The WSK CLI could look like in the example bellow:

wsk action create read-asset read.js --volume my-action-volume
wsk action create action-1 foo.py --volume my-action-volume
wsk action create action-stateless code.js
wsk action create action-2 bar.py --volume my-action-volume
wsk action create write-asset write.js --volume my-action-volume
wsk action create my-sequence --sequence read-asset,action-1,action-stateless,action-2,write-asset

When running the sequence my-sequence, the Openwhisk scheduler can use the volume information defined by each action, to schedule the actions requiring the same volume on the same host. When the read-asset action starts, it creates a new volume that should be uniquely identified. For instance the volume name, the namespace of the subject invoking, and a UUID, could be used.  I.e. my-action-volume--guest--<UUID>.   When action-1 starts, it mounts the same volume created previously, same for action-2 and write-asset actions. Note that the sequence may have other actions that don't need the volume such as action-stateless; in such cases the actions can be scheduled anywhere in the cluster, as per the existing scheduling mechanism. 

The volume my-action-volume can be mounted inside each container on: /mnt/ow/my-action-volume. 

Activation result should return the volume info so that the next action in the sequence runs on the host where the volume was created.

The volume should be removed once the prewarmed actions are destroyed. 

Open questions:

Should the developers specify a size for the volume, or assume a default size i.e. 10GB which is configured at the system level  ? 

TODO: Describe congestion scenarios: (1) wait-time due to a prewarmed action in the sequence processing another request (2) lack of resources to cold start a new container on the same host. 

Cluster cache

Provide developers with a caching solution in the cluster. Developers would still pass larger assets by reference between actions, they would still write code to upload or download an asset, but use a cache provided by OpenWhisk, inside the cluster. The cache can be exposed through the Openwhisk SDK using 2 methods: write(asset_name, asset_value), read(asset_name).

The implementation could use a distributed in-memory cache, a distributed FS, or a blob-storage. 

The problem with this approach is the network bottleneck; even if the action ends up coincidentally on the same host with other actions in the sequence, it would still consume network bandwidth to write or read an asset from the cluster cache, hence it's dependent on the network performance.
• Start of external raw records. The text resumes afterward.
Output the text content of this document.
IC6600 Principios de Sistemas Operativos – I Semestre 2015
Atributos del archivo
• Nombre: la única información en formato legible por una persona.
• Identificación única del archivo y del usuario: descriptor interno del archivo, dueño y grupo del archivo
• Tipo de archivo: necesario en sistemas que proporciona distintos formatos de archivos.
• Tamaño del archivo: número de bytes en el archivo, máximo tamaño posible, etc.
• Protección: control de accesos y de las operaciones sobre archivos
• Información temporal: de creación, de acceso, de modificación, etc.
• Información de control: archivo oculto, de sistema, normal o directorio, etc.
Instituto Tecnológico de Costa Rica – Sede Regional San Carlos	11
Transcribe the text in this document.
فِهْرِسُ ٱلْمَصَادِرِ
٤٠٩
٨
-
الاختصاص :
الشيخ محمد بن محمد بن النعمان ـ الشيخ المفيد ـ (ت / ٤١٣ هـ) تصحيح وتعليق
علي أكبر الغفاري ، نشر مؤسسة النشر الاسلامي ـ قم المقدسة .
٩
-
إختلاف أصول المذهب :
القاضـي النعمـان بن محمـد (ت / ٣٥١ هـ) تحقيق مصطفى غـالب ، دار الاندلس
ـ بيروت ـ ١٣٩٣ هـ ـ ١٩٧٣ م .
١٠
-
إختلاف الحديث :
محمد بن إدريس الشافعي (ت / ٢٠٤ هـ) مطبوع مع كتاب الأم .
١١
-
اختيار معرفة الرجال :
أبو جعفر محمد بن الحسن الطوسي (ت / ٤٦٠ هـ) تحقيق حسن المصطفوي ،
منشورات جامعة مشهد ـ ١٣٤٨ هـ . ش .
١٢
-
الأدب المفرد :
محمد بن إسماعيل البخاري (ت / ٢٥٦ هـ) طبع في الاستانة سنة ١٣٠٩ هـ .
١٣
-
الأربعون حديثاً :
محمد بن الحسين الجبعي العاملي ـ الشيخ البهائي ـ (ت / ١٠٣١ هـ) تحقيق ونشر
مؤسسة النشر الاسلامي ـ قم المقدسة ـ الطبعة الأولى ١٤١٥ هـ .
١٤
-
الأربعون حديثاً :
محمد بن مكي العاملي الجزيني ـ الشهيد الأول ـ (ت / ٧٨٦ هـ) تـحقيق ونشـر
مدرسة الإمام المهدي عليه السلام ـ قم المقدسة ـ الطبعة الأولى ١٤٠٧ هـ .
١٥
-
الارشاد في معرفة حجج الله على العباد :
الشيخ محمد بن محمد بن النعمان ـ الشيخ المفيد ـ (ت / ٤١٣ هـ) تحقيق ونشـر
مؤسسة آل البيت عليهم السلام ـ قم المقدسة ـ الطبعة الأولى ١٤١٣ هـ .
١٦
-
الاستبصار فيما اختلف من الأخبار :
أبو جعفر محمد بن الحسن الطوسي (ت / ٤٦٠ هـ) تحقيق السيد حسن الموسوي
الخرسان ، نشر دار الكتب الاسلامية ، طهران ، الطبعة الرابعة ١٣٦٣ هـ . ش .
Streaming responses between actions

In this option there's no persistence involved, but actions may communicate directly, or through a proxy capable to stream the response.

  • Direct action-to-action communication. The most performant option would be to allow actions to communicate directly, and ideally schedule them on the same host. The problem introduced by this approach is the network isolation. Usually OpenWhisk deployments create a network perimeter around each action, preventing it to poke other actions in the cluster. For action-to-action communication to be opened, each namespace should probably have its own network perimeter.
  • Action-to-proxy-to-action. This is similar to how Kafka is being used currently. But to workaround kafka payload limits, another proxy could be used. The communication should be secured in this case as well, so that only the allowed actions can communicate.      

Higher memory limits

Problem

Some DL/ML algorithms need more memory to process a data input. Existing limits are too low.

Workarounds

Configure Openwhisk deployments with higher memory limits. 

Proposal

TBD:  allocation implications in Scheduler / Load Balancer. 

Longer execution time 

Problem

During a clod start, an AI action may have to do a one-time initialization, such as downloading a model from the model registry. 

Or it may take longer for some actions to perform an operation

Workarounds

Configure OpenWhisk deployment with higher execution time settings ( CONFIG_whisk_timeLimit_max )

Proposal

TBD: side effects for increasing the timeout.